Refectory
Romanesque with later reforms.
XII century.
Location:
South gallery of the cloister.
The refectory was the dining room of the monastery, which could be accessed either from the cloister or from the kitchen. From September to Easter the monks went to the refectory only once a day, while the rest of the year they did so twice. Before sitting down, the monks had to wash their hands, and then, in order and silence, take a seat. While they ate, they listened to the readings read by the monk in charge of this function, "the reader brother" who was changed every week. The abbot, along with the main monks, was located in the presidential area, in our space is marked by a triple pointed arcade that rests on vegetal capitals that still preserve remains of polychrome.
Today this room serves as an assembly hall for the students of High School.
In front of the current entrance door there is a Baroque fountain, whose font is decorated with a shell, which would be used by the monks to wash their hands and get water. This door is not the original medieval one, since it, located in the center of the wall, was turned into a window when the level of the monastery's ground was raised.

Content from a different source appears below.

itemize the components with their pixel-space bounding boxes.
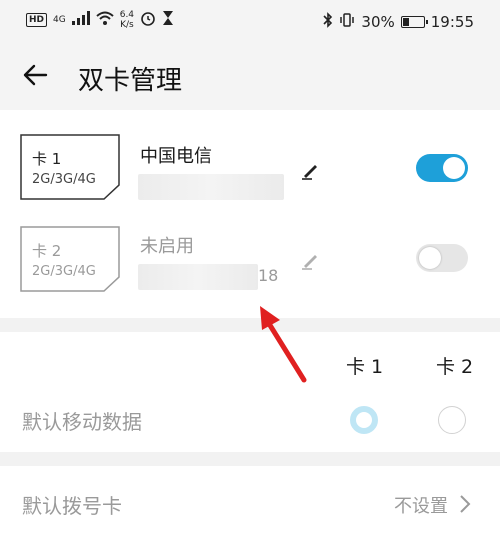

From the refectory or from the poor man's parlor you could access the kitchen. It is one of the most interesting spaces in the monastery where we can still see a large fireplace. The poor man's parlor was the space that separated the cilla, which is the warehouse or pantry, and the kitchen. The poor man´s parlor was called in this way because the monks' custom of distributing, in this area of the building, food to the poor who came to the monastery, which allowed the monks to fulfill one of their vows, the vow of "charity."